L’ambassadeur équatorien aux États-Unis, Luis Gallegos, a quitté vendredi (15 avril) Washington, après avoir été expulsé par la Maison-Blanche, en réponse à la décision du gouvernement de Rafael Correa de déclarer persona non grata la représentante diplomatique nord-américaine, à Quito (capital l’Équateur), Heather Hodges.

Heather Hodges

Heather Hodges a, d’ailleurs quitté l’Équateur mardi 12 avril, cette diplomate chevronnée, née à Cleveland, exerçait ses fonctions dans le pays depuis le 15 juillet 2008.

« Comme nous l’avons signalé, nous trouvons la décision de déclarer l’ambassadrice Hodges comme persona non grata injustifiée et précipitée », a affirmé le porte-parole américain rattaché à l’Amérique Latine, Charles Luoma-Overstreet. Il a également ajouté « Le département d’Etat a suspendu ‘indéfiniment’ le dialogue bilatéral, un forum de discussions important pour les deux pays, établi en 2008 ».

Luis Gallegos, qui est arrivé à l’aéroport Mariscal Sucre de la capitale équatorienne, hier soir, a déclaré à l’agence d’informations Andes « Les adversaires que nous avons dû affronter et vaincre, afin de garantir les intérêts sacrés du peuple équatorien, ont été nombreux ».

« Chaque seconde passée à la tête de l’ambassade de l’Équateur à Washington ainsi que toutes les autres fonctions diplomatiques que j’ai accomplies, je les ai réalisés pour servir mon pays au maximum » a-t-il ajouté.

Les États-Unis ont ordonné, le 7 avril dernier, l’expulsion de l’ambassadeur (en fonction depuis octobre 2005), quelques heures après que l’Équateur ait décidé d’en faire de même avec Heather Hodges pour ses commentaires publiés sur Wikileaks.
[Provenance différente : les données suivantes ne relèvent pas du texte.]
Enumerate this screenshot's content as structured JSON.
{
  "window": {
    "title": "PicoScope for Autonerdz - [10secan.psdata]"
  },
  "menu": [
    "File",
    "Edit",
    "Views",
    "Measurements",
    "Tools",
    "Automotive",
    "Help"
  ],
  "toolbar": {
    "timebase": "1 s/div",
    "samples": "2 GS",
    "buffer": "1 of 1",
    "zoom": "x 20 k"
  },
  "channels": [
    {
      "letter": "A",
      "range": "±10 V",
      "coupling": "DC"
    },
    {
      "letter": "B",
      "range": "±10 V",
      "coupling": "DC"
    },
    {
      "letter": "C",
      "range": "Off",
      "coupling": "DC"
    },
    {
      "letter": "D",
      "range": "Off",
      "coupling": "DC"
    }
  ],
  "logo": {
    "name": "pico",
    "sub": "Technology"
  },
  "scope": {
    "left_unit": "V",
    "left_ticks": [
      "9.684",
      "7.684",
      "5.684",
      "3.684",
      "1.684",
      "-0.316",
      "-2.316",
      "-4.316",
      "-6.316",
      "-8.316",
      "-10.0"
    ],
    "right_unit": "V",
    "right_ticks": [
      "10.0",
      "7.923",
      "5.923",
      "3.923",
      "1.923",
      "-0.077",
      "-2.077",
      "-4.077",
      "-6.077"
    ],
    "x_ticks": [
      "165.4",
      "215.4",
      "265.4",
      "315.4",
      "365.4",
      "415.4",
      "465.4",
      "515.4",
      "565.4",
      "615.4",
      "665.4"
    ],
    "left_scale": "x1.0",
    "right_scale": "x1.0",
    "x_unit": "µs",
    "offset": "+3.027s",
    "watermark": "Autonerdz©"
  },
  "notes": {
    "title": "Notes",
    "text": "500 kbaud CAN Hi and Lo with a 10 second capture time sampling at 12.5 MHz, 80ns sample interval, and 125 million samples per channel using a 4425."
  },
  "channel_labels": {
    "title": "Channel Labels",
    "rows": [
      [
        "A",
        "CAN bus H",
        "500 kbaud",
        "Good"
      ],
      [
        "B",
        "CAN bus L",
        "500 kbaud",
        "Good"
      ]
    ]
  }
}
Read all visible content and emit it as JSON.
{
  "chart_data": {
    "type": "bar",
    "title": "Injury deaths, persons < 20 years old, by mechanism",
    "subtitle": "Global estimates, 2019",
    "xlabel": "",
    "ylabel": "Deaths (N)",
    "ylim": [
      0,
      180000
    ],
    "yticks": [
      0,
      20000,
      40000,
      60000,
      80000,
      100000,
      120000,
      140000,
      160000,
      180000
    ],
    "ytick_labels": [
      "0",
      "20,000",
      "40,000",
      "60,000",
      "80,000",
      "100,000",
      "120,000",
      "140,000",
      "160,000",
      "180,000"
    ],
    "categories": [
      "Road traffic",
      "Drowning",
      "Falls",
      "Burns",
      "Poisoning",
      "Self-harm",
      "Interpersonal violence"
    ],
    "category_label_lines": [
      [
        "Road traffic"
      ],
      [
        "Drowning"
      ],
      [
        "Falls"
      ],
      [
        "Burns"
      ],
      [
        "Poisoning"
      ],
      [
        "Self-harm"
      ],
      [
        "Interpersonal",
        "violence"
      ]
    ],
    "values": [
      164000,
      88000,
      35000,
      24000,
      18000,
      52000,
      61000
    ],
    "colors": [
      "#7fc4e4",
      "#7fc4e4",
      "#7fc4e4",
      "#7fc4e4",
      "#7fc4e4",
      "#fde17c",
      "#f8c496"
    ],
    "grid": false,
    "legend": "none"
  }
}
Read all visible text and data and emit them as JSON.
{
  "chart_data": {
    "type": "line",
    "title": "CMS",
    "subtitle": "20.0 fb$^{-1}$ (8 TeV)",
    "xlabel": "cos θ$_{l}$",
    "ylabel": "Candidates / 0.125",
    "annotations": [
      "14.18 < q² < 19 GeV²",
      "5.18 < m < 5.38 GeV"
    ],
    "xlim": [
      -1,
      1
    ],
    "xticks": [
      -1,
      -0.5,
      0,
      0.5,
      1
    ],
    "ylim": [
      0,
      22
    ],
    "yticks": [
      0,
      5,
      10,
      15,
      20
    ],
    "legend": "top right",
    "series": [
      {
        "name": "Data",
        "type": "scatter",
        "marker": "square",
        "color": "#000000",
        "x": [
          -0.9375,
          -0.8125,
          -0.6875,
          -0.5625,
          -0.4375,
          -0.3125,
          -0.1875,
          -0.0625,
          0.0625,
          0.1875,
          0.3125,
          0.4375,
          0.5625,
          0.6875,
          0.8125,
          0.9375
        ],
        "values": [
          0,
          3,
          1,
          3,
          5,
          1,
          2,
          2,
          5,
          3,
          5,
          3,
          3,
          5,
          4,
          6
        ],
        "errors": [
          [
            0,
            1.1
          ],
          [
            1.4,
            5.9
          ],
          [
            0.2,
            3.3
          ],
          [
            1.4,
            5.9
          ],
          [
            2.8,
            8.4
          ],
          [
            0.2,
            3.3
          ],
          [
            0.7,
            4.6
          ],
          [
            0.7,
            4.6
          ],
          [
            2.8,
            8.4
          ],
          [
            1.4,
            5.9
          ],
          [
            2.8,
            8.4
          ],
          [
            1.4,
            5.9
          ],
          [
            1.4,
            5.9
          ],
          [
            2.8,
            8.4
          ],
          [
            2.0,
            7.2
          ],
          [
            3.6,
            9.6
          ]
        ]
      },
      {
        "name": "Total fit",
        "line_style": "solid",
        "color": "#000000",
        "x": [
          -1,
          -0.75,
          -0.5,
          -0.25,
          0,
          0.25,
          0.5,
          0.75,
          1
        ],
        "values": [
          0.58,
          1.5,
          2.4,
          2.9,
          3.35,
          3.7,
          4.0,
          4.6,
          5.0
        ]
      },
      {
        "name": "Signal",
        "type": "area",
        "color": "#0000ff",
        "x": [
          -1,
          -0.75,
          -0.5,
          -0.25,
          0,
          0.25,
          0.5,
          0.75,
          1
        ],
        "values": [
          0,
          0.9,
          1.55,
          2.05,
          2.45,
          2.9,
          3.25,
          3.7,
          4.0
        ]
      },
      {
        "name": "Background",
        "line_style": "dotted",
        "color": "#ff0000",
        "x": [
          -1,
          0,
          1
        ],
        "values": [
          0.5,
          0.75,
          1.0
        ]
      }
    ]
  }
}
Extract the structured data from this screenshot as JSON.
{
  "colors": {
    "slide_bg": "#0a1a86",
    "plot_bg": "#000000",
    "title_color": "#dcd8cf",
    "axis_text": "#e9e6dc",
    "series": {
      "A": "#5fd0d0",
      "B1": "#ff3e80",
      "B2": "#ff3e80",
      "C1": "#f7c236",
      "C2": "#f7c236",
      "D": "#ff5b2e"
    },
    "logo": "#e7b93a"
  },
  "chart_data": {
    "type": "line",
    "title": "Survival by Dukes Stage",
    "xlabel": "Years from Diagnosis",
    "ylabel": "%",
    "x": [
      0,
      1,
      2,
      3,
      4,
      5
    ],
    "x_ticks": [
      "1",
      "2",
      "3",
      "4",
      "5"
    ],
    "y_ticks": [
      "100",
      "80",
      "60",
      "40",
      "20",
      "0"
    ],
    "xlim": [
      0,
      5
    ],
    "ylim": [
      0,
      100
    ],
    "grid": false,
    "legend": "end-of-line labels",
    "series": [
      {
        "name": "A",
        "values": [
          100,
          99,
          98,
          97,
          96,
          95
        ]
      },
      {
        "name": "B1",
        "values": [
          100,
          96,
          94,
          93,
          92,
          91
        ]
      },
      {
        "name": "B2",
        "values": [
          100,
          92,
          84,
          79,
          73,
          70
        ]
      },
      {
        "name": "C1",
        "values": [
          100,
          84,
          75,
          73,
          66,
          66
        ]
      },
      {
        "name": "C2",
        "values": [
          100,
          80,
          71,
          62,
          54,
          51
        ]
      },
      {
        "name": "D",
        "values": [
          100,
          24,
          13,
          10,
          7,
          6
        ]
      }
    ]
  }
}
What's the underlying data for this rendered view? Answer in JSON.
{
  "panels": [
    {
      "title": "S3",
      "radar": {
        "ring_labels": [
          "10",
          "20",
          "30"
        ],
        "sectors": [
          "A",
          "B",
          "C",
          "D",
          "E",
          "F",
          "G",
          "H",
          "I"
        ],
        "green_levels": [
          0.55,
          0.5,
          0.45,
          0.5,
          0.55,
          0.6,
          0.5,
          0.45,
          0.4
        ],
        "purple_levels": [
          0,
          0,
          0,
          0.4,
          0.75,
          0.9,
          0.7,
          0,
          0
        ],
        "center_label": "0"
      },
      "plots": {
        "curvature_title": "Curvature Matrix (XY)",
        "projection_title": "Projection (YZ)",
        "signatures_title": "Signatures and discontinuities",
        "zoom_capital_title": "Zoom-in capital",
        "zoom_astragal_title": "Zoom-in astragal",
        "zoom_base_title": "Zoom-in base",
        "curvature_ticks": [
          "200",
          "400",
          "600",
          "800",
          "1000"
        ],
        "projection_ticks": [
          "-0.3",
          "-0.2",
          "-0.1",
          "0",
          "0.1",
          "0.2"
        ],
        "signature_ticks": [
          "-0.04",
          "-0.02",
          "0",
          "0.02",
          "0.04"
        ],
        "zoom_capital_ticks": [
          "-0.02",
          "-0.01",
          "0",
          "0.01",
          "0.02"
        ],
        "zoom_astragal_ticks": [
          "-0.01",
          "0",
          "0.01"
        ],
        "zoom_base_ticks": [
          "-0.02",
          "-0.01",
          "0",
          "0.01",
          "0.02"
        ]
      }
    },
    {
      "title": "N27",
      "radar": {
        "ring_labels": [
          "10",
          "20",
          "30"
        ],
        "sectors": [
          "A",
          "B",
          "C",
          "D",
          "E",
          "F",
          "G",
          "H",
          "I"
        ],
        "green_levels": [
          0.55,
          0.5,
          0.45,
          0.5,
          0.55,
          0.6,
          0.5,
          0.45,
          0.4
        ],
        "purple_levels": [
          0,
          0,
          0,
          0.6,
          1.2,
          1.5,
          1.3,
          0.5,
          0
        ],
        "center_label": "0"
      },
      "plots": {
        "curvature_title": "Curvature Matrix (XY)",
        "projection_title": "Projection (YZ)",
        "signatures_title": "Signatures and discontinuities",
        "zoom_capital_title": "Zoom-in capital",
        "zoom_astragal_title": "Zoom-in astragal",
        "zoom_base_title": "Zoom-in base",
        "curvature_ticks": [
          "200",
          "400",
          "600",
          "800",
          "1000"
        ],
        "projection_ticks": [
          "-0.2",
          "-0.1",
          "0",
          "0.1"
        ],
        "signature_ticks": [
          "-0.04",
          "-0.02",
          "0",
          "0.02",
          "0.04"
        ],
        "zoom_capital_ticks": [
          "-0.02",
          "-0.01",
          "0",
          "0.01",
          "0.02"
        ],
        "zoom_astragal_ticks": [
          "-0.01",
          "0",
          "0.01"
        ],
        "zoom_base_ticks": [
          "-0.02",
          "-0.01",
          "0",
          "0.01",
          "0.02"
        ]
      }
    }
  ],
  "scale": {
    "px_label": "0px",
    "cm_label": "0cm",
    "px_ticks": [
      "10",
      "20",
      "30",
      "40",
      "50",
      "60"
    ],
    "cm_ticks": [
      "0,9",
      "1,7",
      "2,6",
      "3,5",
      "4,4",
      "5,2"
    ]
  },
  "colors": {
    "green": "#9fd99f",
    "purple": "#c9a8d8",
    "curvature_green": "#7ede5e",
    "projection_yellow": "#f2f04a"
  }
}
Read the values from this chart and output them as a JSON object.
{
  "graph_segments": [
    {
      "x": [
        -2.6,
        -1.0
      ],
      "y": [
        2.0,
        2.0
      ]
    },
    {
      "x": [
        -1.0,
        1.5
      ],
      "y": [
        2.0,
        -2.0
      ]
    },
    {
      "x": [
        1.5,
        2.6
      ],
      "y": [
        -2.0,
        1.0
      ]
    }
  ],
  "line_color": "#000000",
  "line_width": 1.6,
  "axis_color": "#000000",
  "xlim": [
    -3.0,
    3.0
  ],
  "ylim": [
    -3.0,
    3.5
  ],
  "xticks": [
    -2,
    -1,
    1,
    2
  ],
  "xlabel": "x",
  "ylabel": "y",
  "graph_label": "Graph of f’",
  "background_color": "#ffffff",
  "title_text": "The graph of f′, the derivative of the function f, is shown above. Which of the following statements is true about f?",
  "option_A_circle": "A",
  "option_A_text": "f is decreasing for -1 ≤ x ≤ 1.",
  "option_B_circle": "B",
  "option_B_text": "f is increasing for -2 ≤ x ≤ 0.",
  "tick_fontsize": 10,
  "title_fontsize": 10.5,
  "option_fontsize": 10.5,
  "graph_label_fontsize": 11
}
Le diplomate, selon le site web, laissait entendre que le président de la République de ce pays d’Amérique du Sud, Rafael Correa, était au courant de certains faits de corruption au sein de la police nationale et qu’il avait même nommé un chef de la police sachant qu’il n’était pas intègre.

Washington a annoncé jeudi sa décision de suspendre « indéfiniment » le dialogue bilatéral entre l’Équateur et les États-Unis instauré depuis l’année 2008 comme réponse à l’expulsion d’Heather Hodges, qui, jusqu’à la semaine dernière, occupait les fonctions d’ambassadrice à Quito.

Luis Gallegos

Luis Gallegos en a appelé aujourd’hui à la secrétaire d’État américaine, Hillary Clinton, afin qu’elle effectue les changements nécessaires au sein de la diplomatie, après la diffusion de ce câble via Wikileaks qui a, ce mois-ci, provoqué le départ des ambassadeurs de chaque nation.

Il a déclaré qu’il espérait que le différend entre les deux pays puisse être réglé rapidement surtout « pour les 1,5 millions de ressortissants équatoriens qui vivent aux États-Unis ».

À son arrivée à Quito, Luis Gallegos, s’est dit « heureux de se retrouver dans sa patrie et satisfait de la mission qu’il a accomplie à Washington ».

Il a ajouté que la divulgation des câbles sur Wikileaks « attestait d’une diplomatie défaillante qui nécessite de profonds changements et qu’il espérait qu’Hillary Clinton serait en mesure d’apporter des modifications au vu des problèmes que cela attire au gouvernement américain et à son peuple ».

Le ministre des Affaires Etrangères équatorien, Ricardo Patiño, a déclaré, quant à lui, le 14 avril, qu’il prenait note de la décision du gouvernement des États-Unis de rompre le dialogue diplomatique tout en ajoutant qu’il respectait ce choix.« Notre relation avec les États-Unis compte mais nous n’allons pas nous mettre à genoux. Si un pays décide de suspendre le dialogue bilatéral avec l’Équateur , nous avons toujours 190 autres pays prêts à discuter avec nous » a présicé Ricardo Patiño.

Cette crise diplomatique intervient quelques semaines à peine après la démission de l’ambassadeur des États-Unis au Mexique, Carlos Pascual, en raison, également de révélations diffusées via Wikileaks.

Le ministre de l’Intérieur équatorien, Alfredo Vera, s’est montré confiant et a assuré que les relations bilatérales « ne seraient pas perdues », quant au chef de l’État Correa, il a souligné que cette décision n’entamerait pas les relations économiques entre les deux pays, « les américains sont très pragmatiques et font assez bien la différence entre la diplomatie, et le commerce , les investissements ou encore le tourisme ».